I note that my newly created keystore is 955 bytes, whereas the original PEM cert file is ~260K, so it is clear that not all certs have been added (maybe it just added the first one?). FWIW I used this command:
keytool -import -v -trustcacerts -alias endeca-ca \
-file cacert.pem -keystore truststore.ks
I have added the -verbose and -verbose:jni switches to the java call, to prove that something is happening when the HTTPS proxy is required. There is a veritable essay printed out when I run the Wget command, so I am confident the HTTPS proxy is being hit. Wget also fetches fine in HTTP mode.
I am at the stage where I could try all sorts of things blindly, and I think I need to get some intelligence from the Java system to see why it is failing first. My guess is that Wiremock is the problem rather than Wget.
I have found an undocumented feature in Wiremock, --print-all-network-traffic, which offers this:
2017-03-27 17:36:51.287 Opened Socket[addr=/127.0.0.1,port=54140,localport=8100]
2017-03-27 17:36:51.397 Incoming bytes: CONNECT www.rottentomatoes.com:443 HTTP/1.1
User-Agent: Wget/1.15 (linux-gnu)
Host: www.rottentomatoes.com:443
2017-03-27 17:36:51.398 Closed Socket[addr=/127.0.0.1,port=54140,localport=8100]
2017-03-27 17:36:51.399 Closed Socket[addr=/127.0.0.1,port=54140,localport=8100]
2017-03-27 17:36:52.400 Opened Socket[addr=/127.0.0.1,port=54142,localport=8100]
2017-03-27 17:36:52.483 Incoming bytes: CONNECT www.rottentomatoes.com:443 HTTP/1.1
User-Agent: Wget/1.15 (linux-gnu)
Host: www.rottentomatoes.com:443
The second section repeats for as often as wget retries, but there is still nothing much useful here. I want to know why it is failing.
Are there logging parameters I can add to java -jar, or is there is system-wide error log for Java I can consult? I have installed VisualVM, but the various outputs do not seem very relevant. I expect I would be most interested in exceptions?

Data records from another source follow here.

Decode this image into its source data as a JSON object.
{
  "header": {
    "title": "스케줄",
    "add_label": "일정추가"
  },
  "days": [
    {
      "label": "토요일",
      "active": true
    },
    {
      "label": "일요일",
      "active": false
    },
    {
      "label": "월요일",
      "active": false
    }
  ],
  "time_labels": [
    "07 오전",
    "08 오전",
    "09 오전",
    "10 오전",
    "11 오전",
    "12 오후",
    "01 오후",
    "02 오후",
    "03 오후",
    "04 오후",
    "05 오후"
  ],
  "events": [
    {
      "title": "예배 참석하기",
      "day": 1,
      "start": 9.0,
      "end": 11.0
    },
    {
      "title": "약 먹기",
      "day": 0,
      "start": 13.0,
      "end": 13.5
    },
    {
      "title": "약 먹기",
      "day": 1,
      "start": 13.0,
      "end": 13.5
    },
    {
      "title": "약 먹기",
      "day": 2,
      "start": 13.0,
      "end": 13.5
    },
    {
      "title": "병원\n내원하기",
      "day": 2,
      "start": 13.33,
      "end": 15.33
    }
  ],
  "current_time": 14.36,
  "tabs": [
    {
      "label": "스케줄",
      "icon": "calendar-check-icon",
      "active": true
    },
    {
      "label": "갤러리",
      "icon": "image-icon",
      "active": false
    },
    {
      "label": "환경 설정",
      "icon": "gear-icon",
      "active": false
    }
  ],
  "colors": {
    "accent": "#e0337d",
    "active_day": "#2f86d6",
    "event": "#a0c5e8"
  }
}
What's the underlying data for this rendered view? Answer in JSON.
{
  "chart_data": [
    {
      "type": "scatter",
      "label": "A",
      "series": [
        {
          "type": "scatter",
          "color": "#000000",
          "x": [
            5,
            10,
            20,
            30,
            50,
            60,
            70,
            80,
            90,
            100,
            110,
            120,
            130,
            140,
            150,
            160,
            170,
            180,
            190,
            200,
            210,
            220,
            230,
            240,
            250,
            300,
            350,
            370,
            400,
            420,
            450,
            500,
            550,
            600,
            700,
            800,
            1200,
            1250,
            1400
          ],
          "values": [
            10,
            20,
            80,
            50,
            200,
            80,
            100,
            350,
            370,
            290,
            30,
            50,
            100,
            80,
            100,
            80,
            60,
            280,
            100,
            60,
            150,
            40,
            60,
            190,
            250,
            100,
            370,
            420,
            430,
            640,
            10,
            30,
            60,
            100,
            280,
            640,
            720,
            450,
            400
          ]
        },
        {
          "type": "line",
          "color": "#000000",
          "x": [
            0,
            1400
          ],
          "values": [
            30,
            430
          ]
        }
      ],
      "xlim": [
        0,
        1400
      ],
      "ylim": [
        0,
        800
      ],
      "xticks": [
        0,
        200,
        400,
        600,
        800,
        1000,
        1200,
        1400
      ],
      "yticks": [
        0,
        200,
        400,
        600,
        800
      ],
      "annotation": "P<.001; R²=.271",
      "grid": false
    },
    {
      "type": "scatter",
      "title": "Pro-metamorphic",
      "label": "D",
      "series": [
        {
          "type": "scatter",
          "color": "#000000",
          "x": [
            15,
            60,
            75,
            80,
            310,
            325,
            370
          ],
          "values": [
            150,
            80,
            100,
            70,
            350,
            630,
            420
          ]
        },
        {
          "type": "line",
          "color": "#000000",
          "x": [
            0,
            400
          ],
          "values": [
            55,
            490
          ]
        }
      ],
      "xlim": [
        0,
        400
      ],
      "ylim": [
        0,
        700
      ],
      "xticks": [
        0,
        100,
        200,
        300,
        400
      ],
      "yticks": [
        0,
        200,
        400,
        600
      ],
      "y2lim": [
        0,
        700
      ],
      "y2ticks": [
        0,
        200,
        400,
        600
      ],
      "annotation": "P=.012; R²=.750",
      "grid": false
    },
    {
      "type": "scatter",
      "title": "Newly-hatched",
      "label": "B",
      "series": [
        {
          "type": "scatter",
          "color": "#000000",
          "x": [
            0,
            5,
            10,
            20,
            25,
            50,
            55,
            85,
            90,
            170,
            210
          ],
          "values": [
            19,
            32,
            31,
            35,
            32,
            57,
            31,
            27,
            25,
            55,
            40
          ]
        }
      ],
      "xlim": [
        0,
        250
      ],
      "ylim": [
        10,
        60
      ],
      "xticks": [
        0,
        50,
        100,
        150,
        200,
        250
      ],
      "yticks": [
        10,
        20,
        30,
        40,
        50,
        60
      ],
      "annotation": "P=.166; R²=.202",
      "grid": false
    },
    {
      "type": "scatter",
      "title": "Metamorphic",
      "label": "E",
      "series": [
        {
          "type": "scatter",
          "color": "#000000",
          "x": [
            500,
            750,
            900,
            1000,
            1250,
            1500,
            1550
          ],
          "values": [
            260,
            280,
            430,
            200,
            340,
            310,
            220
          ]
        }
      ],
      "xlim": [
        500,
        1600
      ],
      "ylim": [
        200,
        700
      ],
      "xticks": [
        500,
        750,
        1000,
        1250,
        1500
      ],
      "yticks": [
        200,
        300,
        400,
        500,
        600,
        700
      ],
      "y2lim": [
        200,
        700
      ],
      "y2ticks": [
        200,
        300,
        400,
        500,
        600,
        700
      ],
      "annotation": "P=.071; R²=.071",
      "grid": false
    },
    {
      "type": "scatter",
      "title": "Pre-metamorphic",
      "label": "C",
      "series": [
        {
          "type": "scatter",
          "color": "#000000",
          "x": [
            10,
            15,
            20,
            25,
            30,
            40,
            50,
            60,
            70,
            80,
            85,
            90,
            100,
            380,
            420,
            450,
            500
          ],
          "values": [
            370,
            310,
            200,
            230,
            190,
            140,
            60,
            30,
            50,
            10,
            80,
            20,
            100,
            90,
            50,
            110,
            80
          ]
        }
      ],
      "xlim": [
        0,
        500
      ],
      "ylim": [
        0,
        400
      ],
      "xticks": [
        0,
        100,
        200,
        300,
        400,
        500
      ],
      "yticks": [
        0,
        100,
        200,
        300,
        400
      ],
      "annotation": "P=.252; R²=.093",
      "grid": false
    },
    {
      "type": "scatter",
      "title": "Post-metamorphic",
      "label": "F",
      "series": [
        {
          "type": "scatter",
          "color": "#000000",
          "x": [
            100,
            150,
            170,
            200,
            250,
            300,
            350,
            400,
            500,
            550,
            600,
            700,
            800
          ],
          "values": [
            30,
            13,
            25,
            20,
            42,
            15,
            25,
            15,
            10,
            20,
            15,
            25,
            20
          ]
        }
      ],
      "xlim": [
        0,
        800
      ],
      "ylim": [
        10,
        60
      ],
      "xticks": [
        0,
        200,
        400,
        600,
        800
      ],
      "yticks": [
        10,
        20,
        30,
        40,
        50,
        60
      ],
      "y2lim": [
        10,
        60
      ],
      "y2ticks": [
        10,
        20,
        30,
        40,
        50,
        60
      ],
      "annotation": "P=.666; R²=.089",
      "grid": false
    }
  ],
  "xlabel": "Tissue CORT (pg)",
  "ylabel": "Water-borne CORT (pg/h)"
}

I wrote my own proxy in PHP, and seeing the behaviour of wget from the proxy side based on whether the target was HTTP or HTTPS, revealed my misunderstanding here.
Basically, an HTTP client will forward (plaintext) HTTP requests to a proxy using standard methods (such as GET or POST), and these can be captured by the proxy if it wishes (e.g. for playback purposes). This is what WireMock and other similar tools will do.
However, if an HTTP client fetches an HTTPS target via a proxy, it seems it is required to use the CONNECT method, and then the proxy will then act as a traffic exchanger between the two sides - it effectively marshals the swap of encrypted data, and cannot decode it.
Thus, the likely explanation here is that WireMock does not bother to handle this verb, since it cannot record the data anyway.
The one area that confuses me is why WireMock offers a --https-port if it is not able to record data passing through this port anyway. I will update this post if I discover the answer.